Novas exigências da União Europeia aumentam pressão por rastreabilidade na carne bovina brasileira

A relação entre a pecuária brasileira e o mercado europeu entra em uma nova fase com o aumento das exigências relacionadas à origem dos produtos, rastreabilidade e critérios ambientais.
A União Europeia é um dos mercados mais exigentes do mundo quando o assunto é importação de alimentos. Para vender carne bovina ao bloco, produtores e frigoríficos precisam atender a padrões cada vez mais rigorosos, que envolvem desde controle sanitário até informações sobre a origem dos animais.

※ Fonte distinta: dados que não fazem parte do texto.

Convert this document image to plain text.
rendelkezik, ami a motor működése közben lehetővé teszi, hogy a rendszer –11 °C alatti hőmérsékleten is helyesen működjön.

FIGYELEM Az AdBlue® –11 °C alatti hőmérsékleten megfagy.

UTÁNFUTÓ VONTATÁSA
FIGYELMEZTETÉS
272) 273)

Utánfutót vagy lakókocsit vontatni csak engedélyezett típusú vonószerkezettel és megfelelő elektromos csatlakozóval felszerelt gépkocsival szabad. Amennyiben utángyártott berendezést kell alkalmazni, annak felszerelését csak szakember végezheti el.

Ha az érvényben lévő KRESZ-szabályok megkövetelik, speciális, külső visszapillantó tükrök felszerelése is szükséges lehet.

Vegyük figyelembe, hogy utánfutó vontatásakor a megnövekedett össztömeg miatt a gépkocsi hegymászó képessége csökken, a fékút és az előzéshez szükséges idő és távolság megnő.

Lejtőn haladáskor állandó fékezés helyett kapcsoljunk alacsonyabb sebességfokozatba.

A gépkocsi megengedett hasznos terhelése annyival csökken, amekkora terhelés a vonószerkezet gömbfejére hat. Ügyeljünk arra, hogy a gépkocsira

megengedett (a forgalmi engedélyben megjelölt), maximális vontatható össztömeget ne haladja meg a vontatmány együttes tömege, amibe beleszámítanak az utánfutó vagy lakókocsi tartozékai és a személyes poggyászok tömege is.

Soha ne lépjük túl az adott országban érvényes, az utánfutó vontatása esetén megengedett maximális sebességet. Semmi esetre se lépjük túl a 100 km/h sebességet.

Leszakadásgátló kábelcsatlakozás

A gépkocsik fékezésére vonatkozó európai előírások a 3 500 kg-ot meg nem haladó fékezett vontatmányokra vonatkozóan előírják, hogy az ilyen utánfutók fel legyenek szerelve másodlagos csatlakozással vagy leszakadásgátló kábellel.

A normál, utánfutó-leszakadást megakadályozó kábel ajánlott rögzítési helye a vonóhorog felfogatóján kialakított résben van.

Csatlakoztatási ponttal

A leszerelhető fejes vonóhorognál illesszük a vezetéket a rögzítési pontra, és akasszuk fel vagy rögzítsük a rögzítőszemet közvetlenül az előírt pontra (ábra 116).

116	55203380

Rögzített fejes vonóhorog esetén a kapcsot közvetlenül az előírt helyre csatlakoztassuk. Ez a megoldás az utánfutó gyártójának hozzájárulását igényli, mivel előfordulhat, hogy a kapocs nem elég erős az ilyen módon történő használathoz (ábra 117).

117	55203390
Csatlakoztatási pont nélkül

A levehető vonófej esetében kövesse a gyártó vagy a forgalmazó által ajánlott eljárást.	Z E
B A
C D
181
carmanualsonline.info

Nos últimos anos, o debate sobre rastreabilidade ganhou força dentro da pecuária brasileira. O consumidor internacional passou a exigir mais transparência sobre como a carne é produzida, quais propriedades participaram da cadeia e quais práticas ambientais foram adotadas.
Para o Brasil, que possui o maior rebanho comercial do mundo e é um dos maiores exportadores de carne bovina, esse movimento representa tanto um desafio quanto uma oportunidade.
O desafio está na adaptação de milhares de propriedades rurais, principalmente aquelas que ainda não possuem sistemas estruturados de identificação individual dos animais, controle de movimentação e gestão de informações produtivas.
Por outro lado, produtores que já investem em tecnologia, genética, boas práticas ambientais e controle da produção podem ganhar vantagem competitiva.
A rastreabilidade deixa de ser apenas uma exigência comercial e passa a ser uma ferramenta de valorização do produto. Mercados premium tendem a remunerar melhor carnes que comprovem qualidade, segurança e responsabilidade ambiental.
Outro ponto importante é que frigoríficos exportadores devem ampliar cada vez mais a seleção de fornecedores preparados para atender esses protocolos. Isso pode mudar a relação entre indústria e produtor, aumentando a importância da organização dentro da fazenda.
A pecuária brasileira já possui uma posição de destaque no mercado mundial, mas a próxima etapa será provar essa eficiência com dados e transparência.
O futuro da exportação de carne bovina estará cada vez mais ligado à capacidade de mostrar não apenas quanto o Brasil produz, mas como produz.